Boaz Buchmanperl, 9, left, and Phoebe Boyd, 9, fourth graders listen to author David M. Schwartz, of Oakland, during a presentation at the Walden Center and School in Berkeley, Calif., on Tuesday, Jan. 7, 2017. (Anda Chu/Bay Area News Group)
Have you ever wondered where is the best place to be a child in the United States, according to child advocacy experts?
Well, it’s not California, which ranked 37th. The top-ranked state is Massachusetts.
That’s according to the Annie E. Casey Foundation’s 2017 Kids Count Data Book, which was released Tuesday. The annual report looks at 16 indicators to rank each state based on its health, education, economic well-being and its family and community conditions, that are most needed for kids to thrive, child welfare experts say.
California ranks ninth in the nation for children’s health, mainly because 3 percent of children have health insurance compared to 5 percent nationwide, but in economic well-being, the state ranked 46th, and in family and community conditions, it ranked 42nd, and in education it ranked 38th.
Nearly 3 out of 4 of the state’s fourth graders are not proficient in reading, compared to 65 percent nationwide, according to the study, and nearly 2 out of 3 of the state’s eighth graders are not proficient in math, compared to 68 percent nationwide.
“While we’ve made a slight improvement with fourth graders performing at reading level, we are still near the bottom at both math and reading, and that’s unacceptable,” said Ted Lempert, president of Children Now, an Oakland-based children’s research and advocacy organization that co-released the study with the Annie E. Casey Foundation.
The fact that more than half (52 percent) of the state’s young children are not in early childhood education programs, compared to 53 percent nationwide, is one reason why so many kids are not proficient in math and reading, he said.

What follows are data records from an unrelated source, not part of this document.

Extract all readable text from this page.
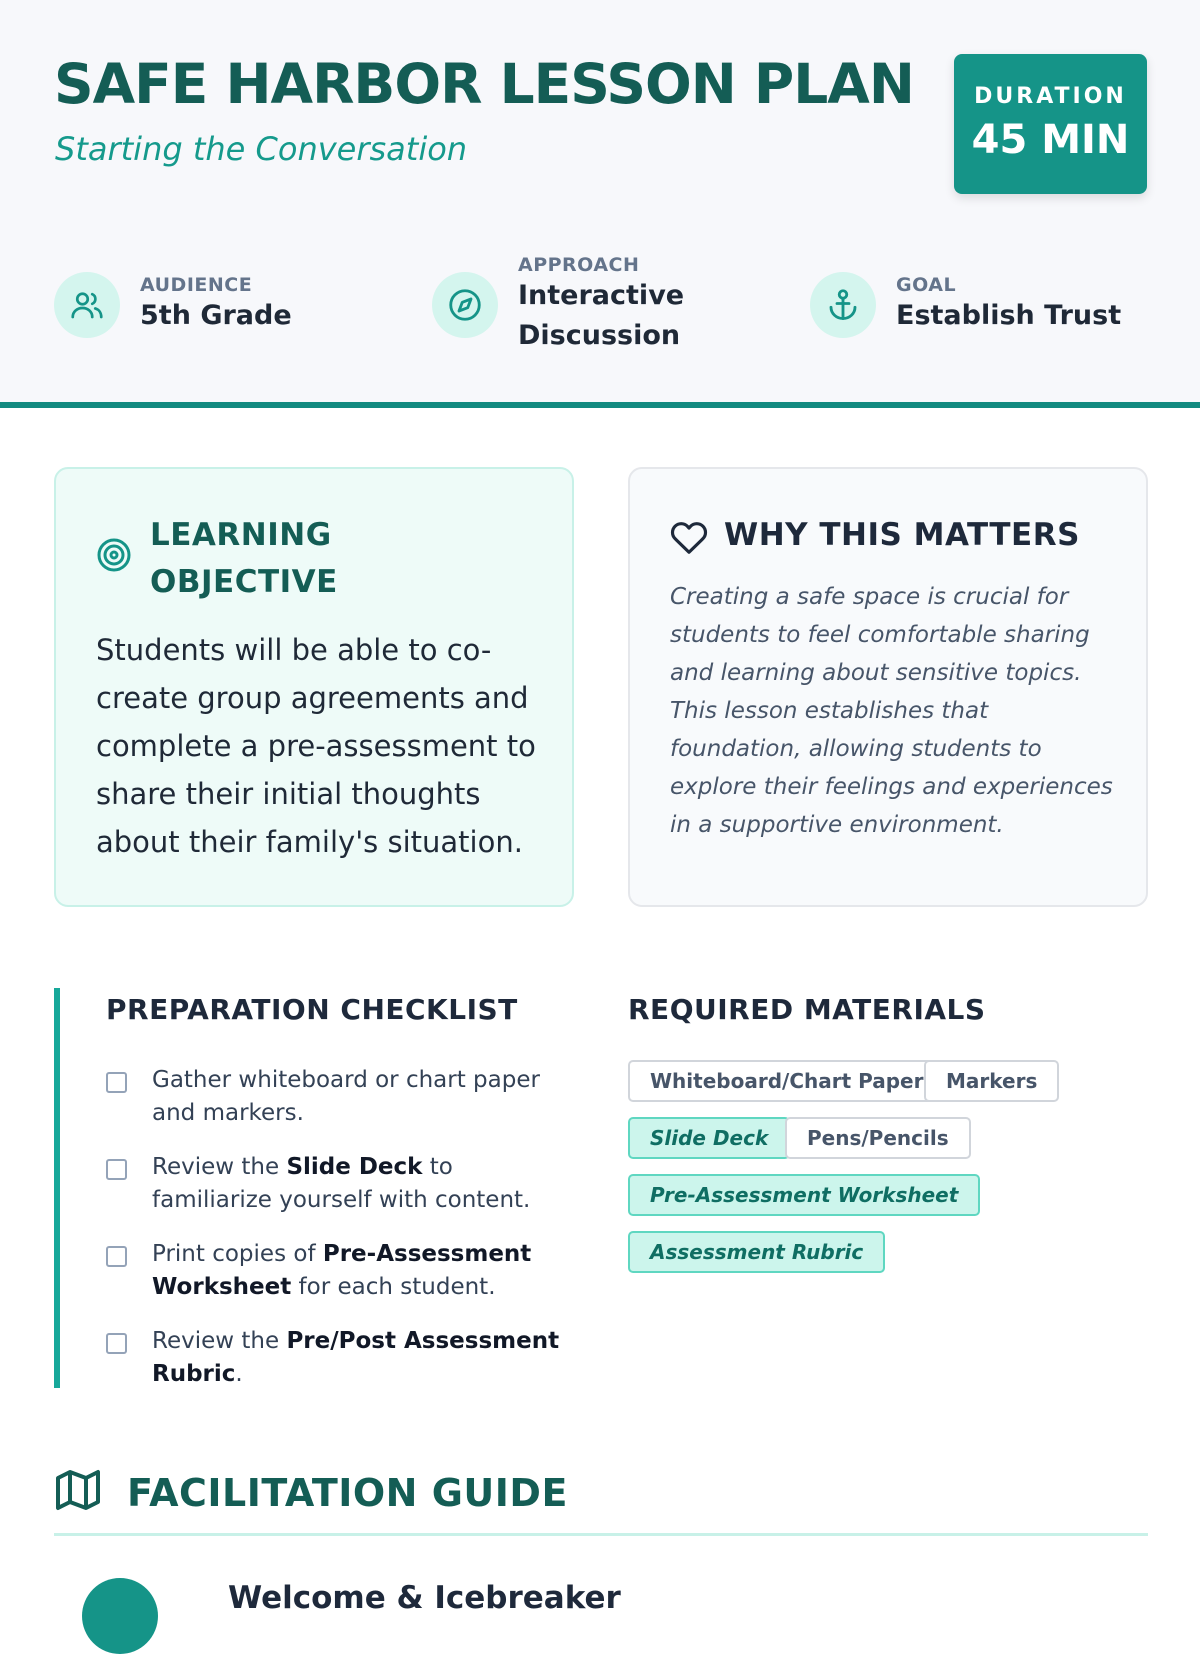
SAFE HARBOR LESSON PLAN
Starting the Conversation
DURATION
45 MIN
AUDIENCE
5th Grade
APPROACH
Interactive
Discussion
GOAL
Establish Trust
LEARNING
OBJECTIVE

Students will be able to co-create group agreements and complete a pre-assessment to share their initial thoughts about their family's situation.

WHY THIS MATTERS

Creating a safe space is crucial for students to feel comfortable sharing and learning about sensitive topics. This lesson establishes that foundation, allowing students to explore their feelings and experiences in a supportive environment.

PREPARATION CHECKLIST
Gather whiteboard or chart paper and markers.
Review the Slide Deck to familiarize yourself with content.
Print copies of Pre-Assessment Worksheet for each student.
Review the Pre/Post Assessment Rubric.
REQUIRED MATERIALS
Whiteboard/Chart Paper	Markers
Slide Deck	Pens/Pencils
Pre-Assessment Worksheet
Assessment Rubric
FACILITATION GUIDE
Welcome & Icebreaker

“We need to respond by providing more early learning to kids and by making sure that we’re getting resources to kids most in need…” he said. “The later you wait, it just gets so much more difficult to get kids up to speed.”
Local experts also noted that the state’s educational rankings are a byproduct of the fact that state funding for K-12 education over the past couple of decades has slipped to the bottom in the nation, Lempert said. The California Budget and Policy Center ranked California 41st for 2015-16, when the state spent $10,291 per K-12 student, which is about $1,900 less than the $12,252 per student spent by the nation as a whole. Even still, that is about $2,000 higher than it was in 2012-13, before the passage of Proposition 30, when California ranked 50th in funding per K-12 student.

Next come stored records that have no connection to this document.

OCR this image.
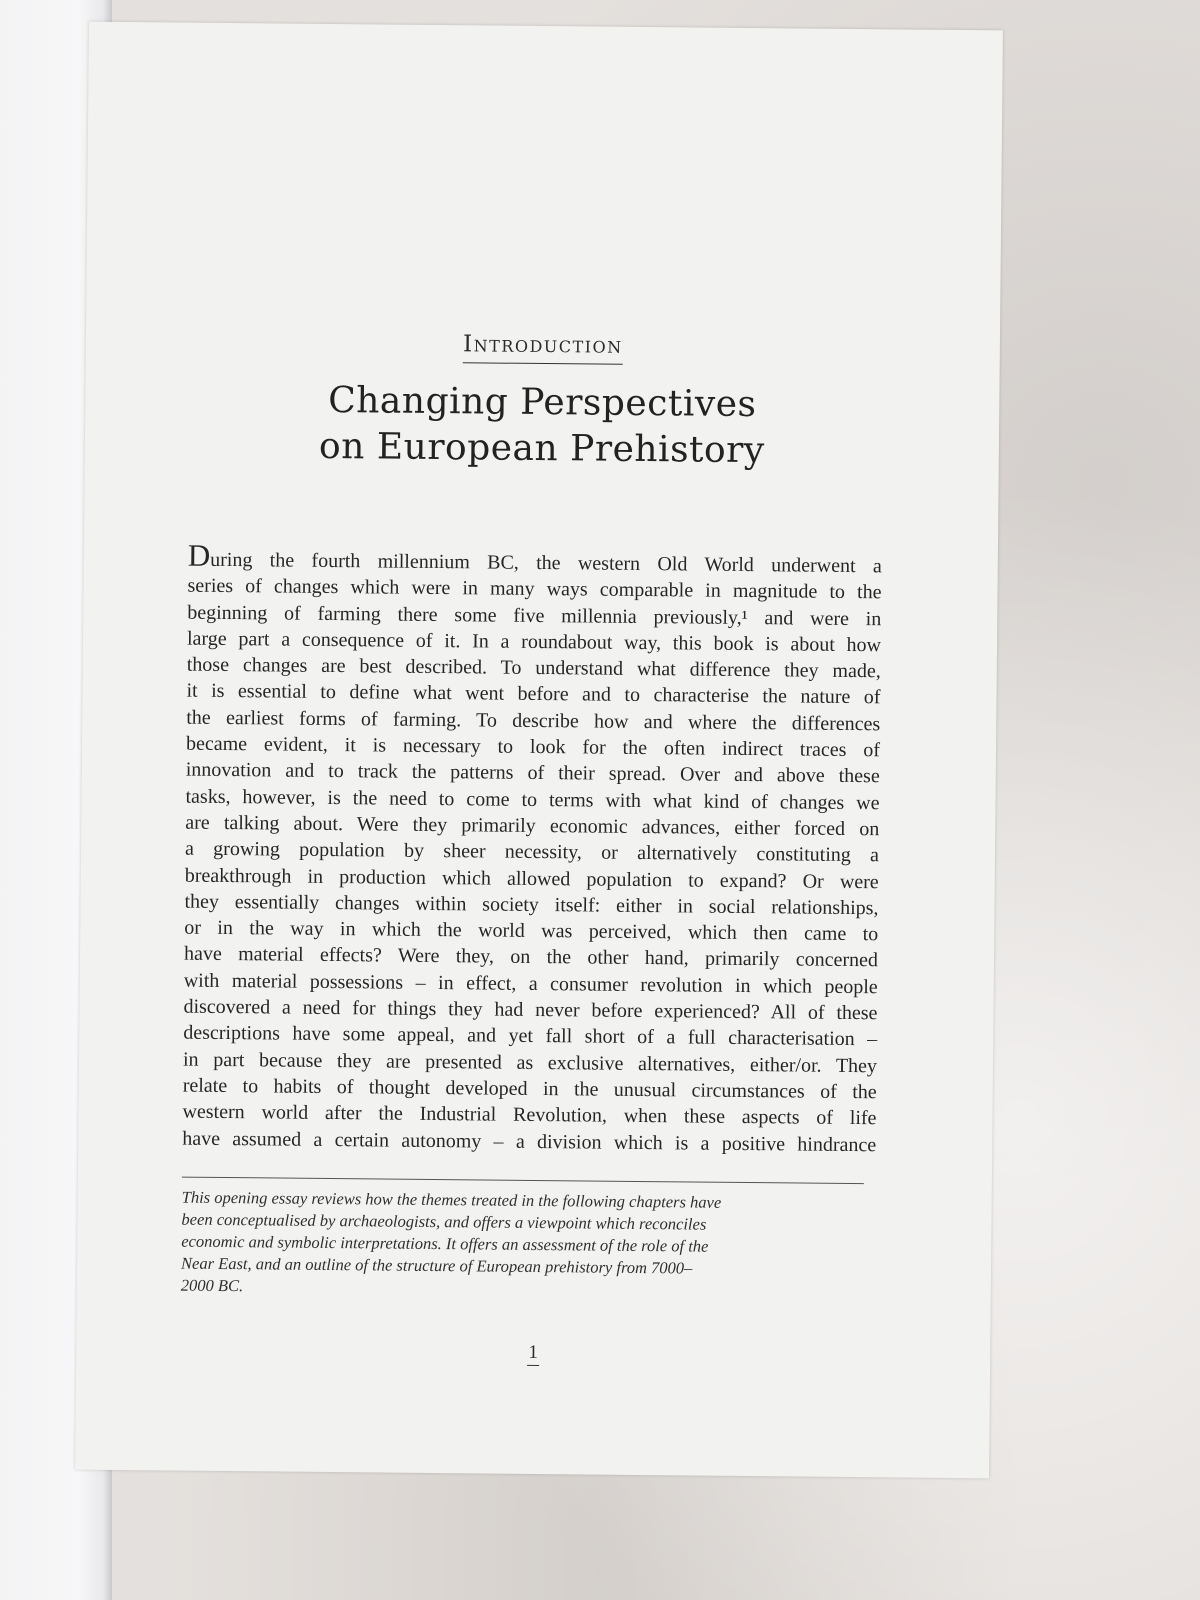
Introduction
Changing Perspectives
on European Prehistory
During the fourth millennium BC, the western Old World underwent a
series of changes which were in many ways comparable in magnitude to the
beginning of farming there some five millennia previously,¹ and were in
large part a consequence of it. In a roundabout way, this book is about how
those changes are best described. To understand what difference they made,
it is essential to define what went before and to characterise the nature of
the earliest forms of farming. To describe how and where the differences
became evident, it is necessary to look for the often indirect traces of
innovation and to track the patterns of their spread. Over and above these
tasks, however, is the need to come to terms with what kind of changes we
are talking about. Were they primarily economic advances, either forced on
a growing population by sheer necessity, or alternatively constituting a
breakthrough in production which allowed population to expand? Or were
they essentially changes within society itself: either in social relationships,
or in the way in which the world was perceived, which then came to
have material effects? Were they, on the other hand, primarily concerned
with material possessions – in effect, a consumer revolution in which people
discovered a need for things they had never before experienced? All of these
descriptions have some appeal, and yet fall short of a full characterisation –
in part because they are presented as exclusive alternatives, either/or. They
relate to habits of thought developed in the unusual circumstances of the
western world after the Industrial Revolution, when these aspects of life
have assumed a certain autonomy – a division which is a positive hindrance
This opening essay reviews how the themes treated in the following chapters have
been conceptualised by archaeologists, and offers a viewpoint which reconciles
economic and symbolic interpretations. It offers an assessment of the role of the
Near East, and an outline of the structure of European prehistory from 7000–
2000 BC.
1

“In general, people from outside California think of California as this really progressive state that is doing this great work on behalf of children and youth. However, the data shows that, as a state overall, we do have issues,” said Dana Bunnett, director of San Jose-based child advocacy group Kids in Common.
“But more than 1 in 5 children live in poverty, 32 percent of the children have parents who lack secure employment, and 45 percent are living in households with a high housing cost burden…,” she said. “And so many families are leaving the area, because they can’t afford to live here.”
A lot more must be done to better invest in children’s futures, she said.